When the former MLUA’s director Richie Phillips masterminded the mass resignation “strategy”
that ended up destroying his union and costing a few umps their careers in 1999—not to
mention leading to the formation of the WUA (John Hirschbeck, one of the dissenters from
the mass resignations, became a key mover in founding the WUA)—one of his arguments
was that the umps “want to feel good about themselves and would rather not continue as
umpires if they have to continue under present circumstances. They feel, in the past seven
months or so, they have been humiliated and denigrated.”
The humiliation and denigration ranged from the Hallion suspension to baseball government’s
bid to exercise oversight regarding umpire performances. The horror: an employer asking
for employee oversight. (Phillips sneered back that it was just another exercise of Big Brother.)
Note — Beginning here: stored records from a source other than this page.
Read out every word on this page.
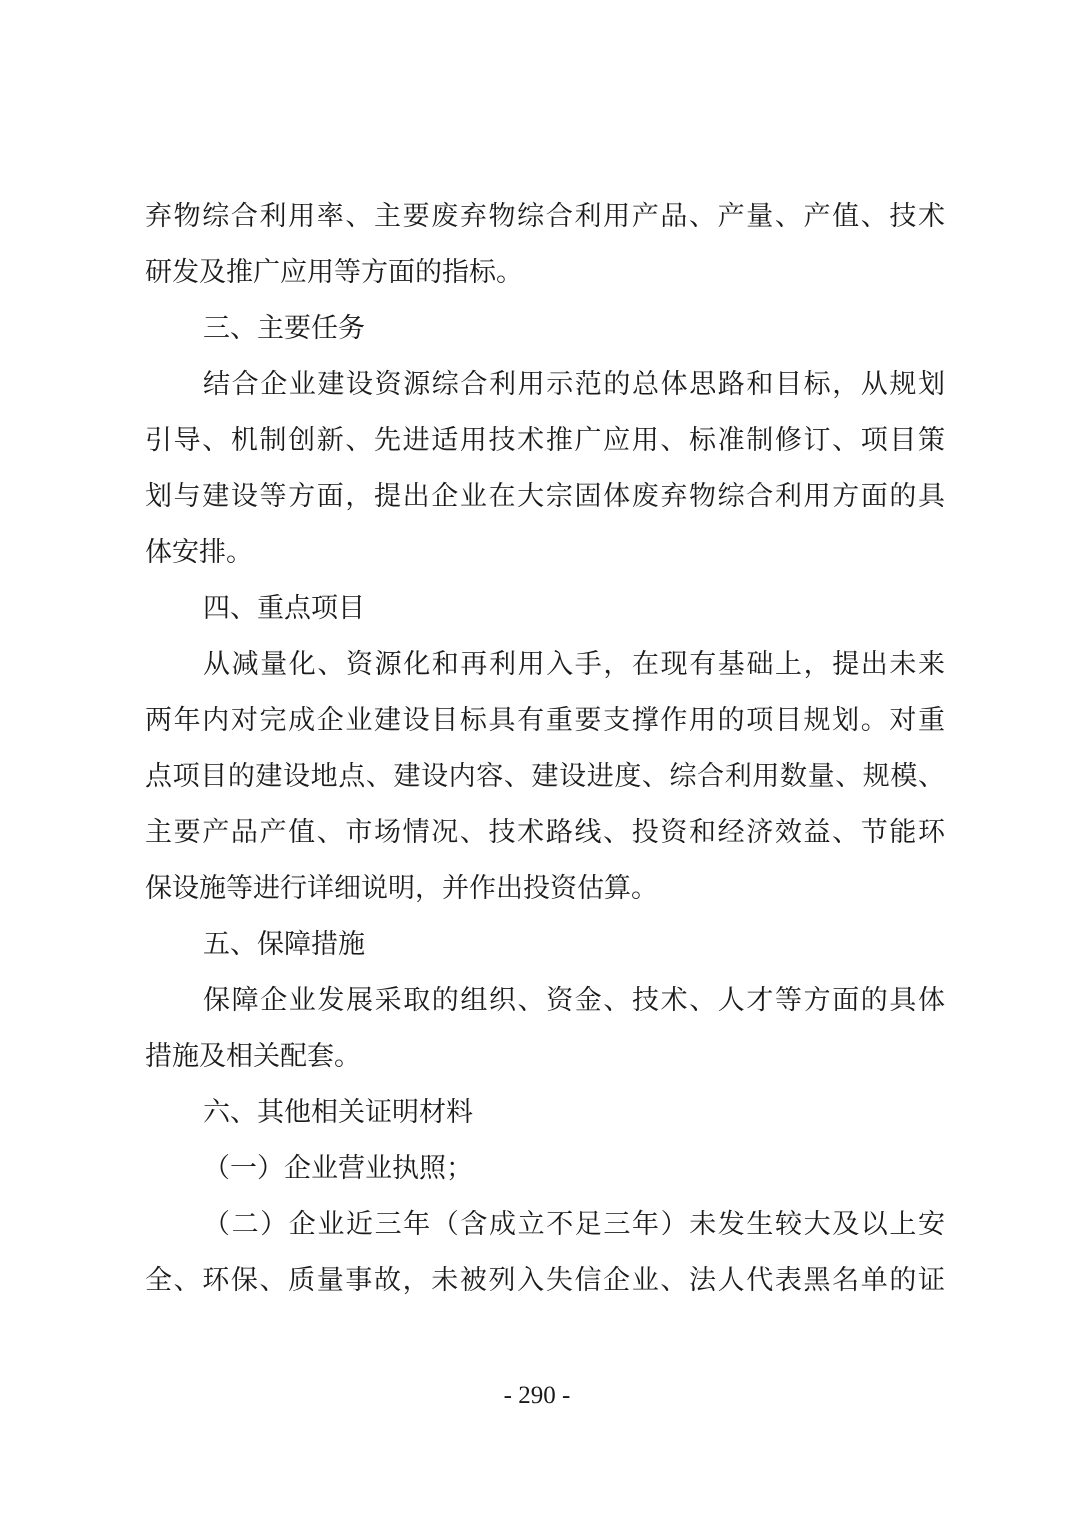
弃物综合利用率、主要废弃物综合利用产品、产量、产值、技术
研发及推广应用等方面的指标。
三、主要任务
结合企业建设资源综合利用示范的总体思路和目标，从规划
引导、机制创新、先进适用技术推广应用、标准制修订、项目策
划与建设等方面，提出企业在大宗固体废弃物综合利用方面的具
体安排。
四、重点项目
从减量化、资源化和再利用入手，在现有基础上，提出未来
两年内对完成企业建设目标具有重要支撑作用的项目规划。对重
点项目的建设地点、建设内容、建设进度、综合利用数量、规模、
主要产品产值、市场情况、技术路线、投资和经济效益、节能环
保设施等进行详细说明，并作出投资估算。
五、保障措施
保障企业发展采取的组织、资金、技术、人才等方面的具体
措施及相关配套。
六、其他相关证明材料
（一）企业营业执照；
（二）企业近三年（含成立不足三年）未发生较大及以上安
全、环保、质量事故，未被列入失信企业、法人代表黑名单的证
- 290 -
Then-commissioner’s office executive Sandy Alderson said, pointedly enough, “I got worried
when I found out players were more concerned with who was umpiring the next day than
they were about who was pitching.”
Nobody disputes that high-salaried professional athletes are responsible for behaving, well,
professionally. The flip side to that record (yes I just betrayed my age) is that umpires,
who are established more or less as baseball’s on-field judicial branch (Phillips once equated
umpires to federal judges—on behalf of their having life tenure and immunity from critique)
are responsible for behaving like the grownups in the room.
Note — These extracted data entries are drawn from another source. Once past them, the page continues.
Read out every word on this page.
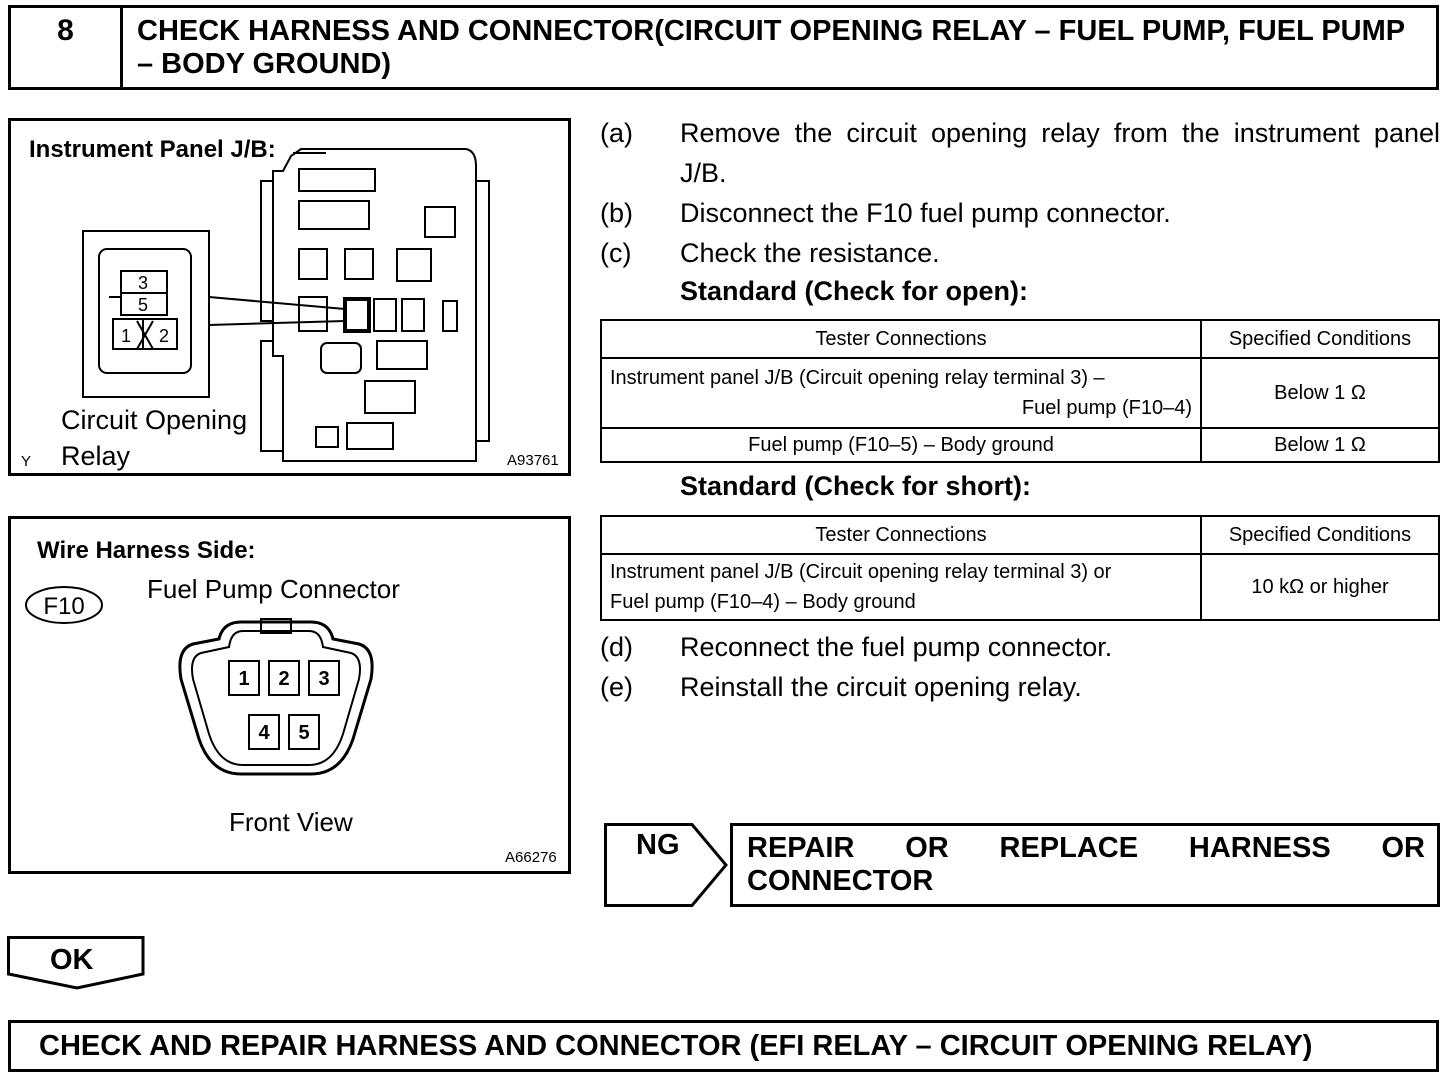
8	CHECK HARNESS AND CONNECTOR(CIRCUIT OPENING RELAY – FUEL PUMP, FUEL PUMP – BODY GROUND)
3
5
1 2
Instrument Panel J/B:
Circuit Opening
Relay
Y	A93761
1 2 3
4 5
F10
Wire Harness Side:
Fuel Pump Connector
Front View
A66276
(a)	Remove the circuit opening relay from the instrument panel J/B.
(b)	Disconnect the F10 fuel pump connector.
(c)	Check the resistance.
Standard (Check for open):
Tester Connections	Specified Conditions

Instrument panel J/B (Circuit opening relay terminal 3) –
Fuel pump (F10–4)	Below 1 Ω
Fuel pump (F10–5) – Body ground	Below 1 Ω
Standard (Check for short):
Tester Connections	Specified Conditions

Instrument panel J/B (Circuit opening relay terminal 3) or
Fuel pump (F10–4) – Body ground	10 kΩ or higher
(d)	Reconnect the fuel pump connector.
(e)	Reinstall the circuit opening relay.
NG REPAIR OR REPLACE HARNESS OR CONNECTOR
OK
CHECK AND REPAIR HARNESS AND CONNECTOR (EFI RELAY – CIRCUIT OPENING RELAY)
West wasn’t exactly the grownup in the room three years ago, when he shoved Jonathan
Papelbon, then a Phillies reliever, after Papelbon gave the Philadelphia boo birds a grab of
his crotch at the end of a hard inning. West ejected Papelbon appropriately enough, but he
got only one game’s suspension for grabbing Papelbon and Papelbon got eight games off.
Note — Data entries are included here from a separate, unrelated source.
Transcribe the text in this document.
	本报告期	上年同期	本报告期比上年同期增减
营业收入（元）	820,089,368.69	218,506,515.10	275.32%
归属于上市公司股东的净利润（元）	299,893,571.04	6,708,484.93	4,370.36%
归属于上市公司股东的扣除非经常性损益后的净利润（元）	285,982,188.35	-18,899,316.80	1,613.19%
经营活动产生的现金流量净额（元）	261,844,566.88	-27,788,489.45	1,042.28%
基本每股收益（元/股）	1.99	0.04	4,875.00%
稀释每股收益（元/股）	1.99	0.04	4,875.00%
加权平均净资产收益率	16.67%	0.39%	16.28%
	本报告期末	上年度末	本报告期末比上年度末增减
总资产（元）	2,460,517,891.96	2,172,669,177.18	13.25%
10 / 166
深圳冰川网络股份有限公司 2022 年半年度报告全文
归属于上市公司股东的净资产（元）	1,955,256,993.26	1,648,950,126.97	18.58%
If it had been Papelbon grabbing West and getting only one unpaid game off, the umpires
would have had cows over it.
Let’s not forget, too, that for what seemed ages you could pick up your newspaper or flip
on the broadcast news or hit the Internet and learn more and faster of a player’s discipline
over an argument with an umpire, but almost never, never mind slower, of whether an
umpire was disciplined for instigating an incident with a player. Hallion vs. Reed, West vs.
Papelbon, and West vs. Beltre continue to be exceptions.
Players aren’t a hundred percent innocent, but neither do they have the field authority to
exercise correction if an umpire blows a call. They have only their easily-enough-exercised
verbal skills. (A.J. Pierzynski, then a White Sox catcher, to plate umpire Quinn Woolcott:
“Give me a new ball, one you can see.” Yes, Pierzynski was ejected.) Most umpires let the
players and managers blow off their steam so long as it doesn’t devolve to coarse obscenities.
It was once said the main reason American League umpires took more crap from Yogi Berra
than anyone else was that the Hall of Famer didn’t use profane language.
The best news about the WUA’s white-wristband protest: It showed the best side of their
presumed maturity and, while they were at it, though few may have seen it this way at the
time, they showed the nation you can air your grievances—whatever their merits—with
effect and without starting a riot. But they protested Kinsler speaking on the public record
against one umpire’s performance without seeming to think, even once, that there was
something amiss about Kinsler being fined five figures for it.
You understand their protest when West was suspended over his Beltre barb, and you
wouldn’t have wanted to be in their house if West had been fined ten large for it. But you
bear in mind that umpires are and must be presumed impartial. Even the slightest
appearance of impartiality poses possible consequences more grave in a baseball game
than the slightest barb from a player toward an umpire who makes a questionable call.
Let’s accept for argument’s sake the conceit, accepted by some umpires and their one-
time union chief, that umpires are baseball’s version of federal judges. Allowing that,
isn’t there something very troubling about a player being punished over that for which
the lowliest American citizen can’t be punished?